La série se conclut le 6 septembre au parc Saint-Viateur (10 h) avec Salim Bo Marionnettes (Montréal) et Où est donc le rossignol?, adaptation libre du conte d’Andersen. Dans un royaume où un empereur rêve d’entendre l’oiseau chanter et où chaque personnage cherche sa juste place, la pièce mêle marionnettes à gaine, à tige et silhouettes, humour et musique. Quarante-cinq minutes, dès 5 ans.
Où est donc le rossignol? © Caroline Perron
Tous les spectacles de Casteliers sur l’herbe sont gratuits et présentés dans le cadre de la programmation culturelle de l’arrondissement d’Outremont. En cas de pluie, les représentations sont déplacées à l’intérieur des pavillons.
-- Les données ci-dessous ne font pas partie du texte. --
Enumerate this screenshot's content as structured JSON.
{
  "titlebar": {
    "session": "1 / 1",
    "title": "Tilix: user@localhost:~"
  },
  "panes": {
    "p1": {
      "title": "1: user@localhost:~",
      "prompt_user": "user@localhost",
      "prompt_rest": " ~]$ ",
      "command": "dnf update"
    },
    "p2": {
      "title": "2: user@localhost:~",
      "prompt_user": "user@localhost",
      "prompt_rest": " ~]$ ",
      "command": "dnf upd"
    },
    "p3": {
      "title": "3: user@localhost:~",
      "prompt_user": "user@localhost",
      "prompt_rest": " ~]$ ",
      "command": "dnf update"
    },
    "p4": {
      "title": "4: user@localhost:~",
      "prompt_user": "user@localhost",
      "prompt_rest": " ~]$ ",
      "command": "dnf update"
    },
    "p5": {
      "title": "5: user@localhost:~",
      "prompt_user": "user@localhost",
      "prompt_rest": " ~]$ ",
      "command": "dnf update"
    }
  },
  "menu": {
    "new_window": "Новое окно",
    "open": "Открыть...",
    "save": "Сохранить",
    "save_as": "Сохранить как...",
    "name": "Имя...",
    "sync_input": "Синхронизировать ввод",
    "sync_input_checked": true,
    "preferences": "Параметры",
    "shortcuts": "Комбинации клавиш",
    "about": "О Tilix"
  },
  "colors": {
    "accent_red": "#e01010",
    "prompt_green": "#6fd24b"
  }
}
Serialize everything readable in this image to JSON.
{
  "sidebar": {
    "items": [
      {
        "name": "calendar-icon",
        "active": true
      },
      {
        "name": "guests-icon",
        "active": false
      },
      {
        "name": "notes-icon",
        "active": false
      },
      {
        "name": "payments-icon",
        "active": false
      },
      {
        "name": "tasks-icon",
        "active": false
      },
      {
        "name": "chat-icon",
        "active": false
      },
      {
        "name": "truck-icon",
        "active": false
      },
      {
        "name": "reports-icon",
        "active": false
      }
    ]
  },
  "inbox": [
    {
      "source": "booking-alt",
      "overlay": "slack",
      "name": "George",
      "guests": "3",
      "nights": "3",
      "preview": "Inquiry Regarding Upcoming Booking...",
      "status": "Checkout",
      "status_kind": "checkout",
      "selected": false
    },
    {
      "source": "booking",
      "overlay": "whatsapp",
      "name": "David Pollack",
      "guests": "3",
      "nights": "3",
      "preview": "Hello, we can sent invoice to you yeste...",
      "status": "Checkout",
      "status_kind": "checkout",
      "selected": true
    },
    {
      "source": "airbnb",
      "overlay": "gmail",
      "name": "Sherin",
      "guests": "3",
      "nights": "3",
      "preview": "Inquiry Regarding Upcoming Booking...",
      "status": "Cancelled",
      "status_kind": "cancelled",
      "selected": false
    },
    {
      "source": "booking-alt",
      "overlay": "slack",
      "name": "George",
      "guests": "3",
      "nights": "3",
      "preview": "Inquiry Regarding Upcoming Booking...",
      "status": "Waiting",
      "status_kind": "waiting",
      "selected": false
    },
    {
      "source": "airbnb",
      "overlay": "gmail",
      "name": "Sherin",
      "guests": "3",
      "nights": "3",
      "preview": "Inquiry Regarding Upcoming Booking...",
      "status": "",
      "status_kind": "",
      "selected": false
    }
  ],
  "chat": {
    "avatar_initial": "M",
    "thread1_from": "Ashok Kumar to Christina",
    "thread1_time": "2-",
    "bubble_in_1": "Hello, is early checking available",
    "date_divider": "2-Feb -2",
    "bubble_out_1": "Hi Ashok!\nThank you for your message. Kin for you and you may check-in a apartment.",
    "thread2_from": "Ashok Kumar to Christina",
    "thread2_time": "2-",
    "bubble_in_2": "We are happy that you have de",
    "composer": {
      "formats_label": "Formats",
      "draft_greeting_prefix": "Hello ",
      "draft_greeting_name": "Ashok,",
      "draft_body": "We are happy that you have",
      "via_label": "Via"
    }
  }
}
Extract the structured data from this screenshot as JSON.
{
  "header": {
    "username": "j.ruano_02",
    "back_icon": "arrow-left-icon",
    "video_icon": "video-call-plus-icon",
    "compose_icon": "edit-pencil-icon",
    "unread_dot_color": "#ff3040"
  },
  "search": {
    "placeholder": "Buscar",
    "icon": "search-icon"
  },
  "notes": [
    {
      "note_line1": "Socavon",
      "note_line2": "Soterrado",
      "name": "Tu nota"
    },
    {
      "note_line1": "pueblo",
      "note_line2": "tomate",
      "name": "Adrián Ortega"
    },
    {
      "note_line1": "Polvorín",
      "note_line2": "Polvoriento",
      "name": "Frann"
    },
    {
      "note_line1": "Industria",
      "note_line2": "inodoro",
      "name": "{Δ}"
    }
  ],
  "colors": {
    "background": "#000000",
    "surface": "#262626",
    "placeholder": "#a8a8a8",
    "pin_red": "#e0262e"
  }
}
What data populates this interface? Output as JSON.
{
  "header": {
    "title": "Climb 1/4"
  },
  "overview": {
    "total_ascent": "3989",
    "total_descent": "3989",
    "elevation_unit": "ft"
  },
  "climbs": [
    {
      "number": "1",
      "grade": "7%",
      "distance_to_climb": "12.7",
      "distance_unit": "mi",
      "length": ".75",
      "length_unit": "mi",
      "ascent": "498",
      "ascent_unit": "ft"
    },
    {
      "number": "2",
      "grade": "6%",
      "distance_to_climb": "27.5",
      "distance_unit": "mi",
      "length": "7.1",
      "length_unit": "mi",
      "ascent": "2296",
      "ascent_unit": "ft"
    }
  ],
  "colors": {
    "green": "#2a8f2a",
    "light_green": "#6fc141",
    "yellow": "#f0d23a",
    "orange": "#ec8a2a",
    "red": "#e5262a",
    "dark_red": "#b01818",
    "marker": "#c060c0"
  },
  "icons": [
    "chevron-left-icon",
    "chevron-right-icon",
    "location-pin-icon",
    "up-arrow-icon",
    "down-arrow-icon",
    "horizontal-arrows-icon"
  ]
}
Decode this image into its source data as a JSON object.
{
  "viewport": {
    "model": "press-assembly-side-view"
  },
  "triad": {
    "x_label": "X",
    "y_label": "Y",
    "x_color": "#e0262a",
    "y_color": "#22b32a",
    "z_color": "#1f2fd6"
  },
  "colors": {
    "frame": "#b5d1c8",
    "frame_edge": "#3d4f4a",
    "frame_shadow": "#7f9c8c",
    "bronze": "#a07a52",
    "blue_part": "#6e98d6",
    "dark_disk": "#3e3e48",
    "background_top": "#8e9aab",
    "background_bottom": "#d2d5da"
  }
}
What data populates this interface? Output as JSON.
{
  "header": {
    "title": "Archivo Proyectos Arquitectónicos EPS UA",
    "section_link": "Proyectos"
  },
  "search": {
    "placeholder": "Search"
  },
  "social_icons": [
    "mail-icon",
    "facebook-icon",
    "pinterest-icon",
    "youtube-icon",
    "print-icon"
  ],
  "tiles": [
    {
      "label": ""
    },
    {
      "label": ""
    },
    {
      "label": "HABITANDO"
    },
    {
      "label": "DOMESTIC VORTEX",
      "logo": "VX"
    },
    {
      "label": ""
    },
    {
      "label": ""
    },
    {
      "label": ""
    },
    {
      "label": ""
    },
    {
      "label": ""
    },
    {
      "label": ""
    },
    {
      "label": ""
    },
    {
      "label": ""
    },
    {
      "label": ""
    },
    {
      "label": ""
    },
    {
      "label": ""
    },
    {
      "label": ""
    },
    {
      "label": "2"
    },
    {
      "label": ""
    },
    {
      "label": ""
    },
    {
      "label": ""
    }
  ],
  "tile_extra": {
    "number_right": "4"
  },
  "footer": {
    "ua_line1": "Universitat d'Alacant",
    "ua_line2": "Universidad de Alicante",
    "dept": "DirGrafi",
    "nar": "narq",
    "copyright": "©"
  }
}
Casteliers présente : trois spectacles en salle au Théâtre Outremont
La saison régulière, présentée en codiffusion avec le Théâtre Outremont, s’ouvre à l’automne 2026 et s’étire jusqu’au printemps 2027, avec des propositions qui vont du jeune public à la création pour adultes.
Dès les 4 et 5 octobre, le Théâtre Incliné (Laval) inaugure la saison avec Jour Bleu, un spectacle immersif de théâtre de matière destiné aux enfants à partir de 4 ans. Dans un univers peuplé de divinités étranges où les couleurs prennent vie comme des forces sensibles, la pièce croise mythe, poésie visuelle et théâtre d’objets — marionnettes à main prenante, projections et ombres — pour créer un espace suspendu entre les interprètes et les spectateurs. Quarante-cinq minutes.
Jour bleu, du Théâtre Incliné © Allen McInnis
En novembre, Casteliers accueille un spectacle venu de Belgique qui a déjà fait le tour des grandes scènes internationales. Les 26 et 27 novembre, la compagnie Point Zéro présente sa version du Songe d’une nuit d’été de Shakespeare. Depuis sa création, l’adaptation enchaîne les salles combles, du Festival d’Avignon au Festival Mondial des Théâtres de Marionnettes de Charleville. Dans cette forêt shakespearienne peuplée d’elfes et de fées, les frontières entre masculin et féminin se brouillent avec humour grâce aux marionnettes portées, dans ce que la presse française a qualifié de version « queer, comique, marionnettique et jouissive ». Cent minutes, dès 14 ans.
Le Songe d’une nuit d’été, de Point Zéro : manipulateurs et marionnettes portées confondus dans le même chaos amoureux. © Véronique Vercheval
La saison se referme les 9 et 10 mai 2027 avec Le Sanctuaire des âmes ordinaires, de la compagnie Motus (Longueuil). Une adolescente de 16 ans, rongée par l’anxiété et l’insomnie par une nuit où les feux de forêt embrasent le ciel, trouve refuge dans un parc abandonné qui se révèle être un sanctuaire magique pour les âmes des défunts. Un voyage initiatique à travers différentes cultures et visions du monde, porté par la marionnette à prise directe, l’ombre, l’illusion et la vidéo. Soixante-dix minutes, dès 12 ans.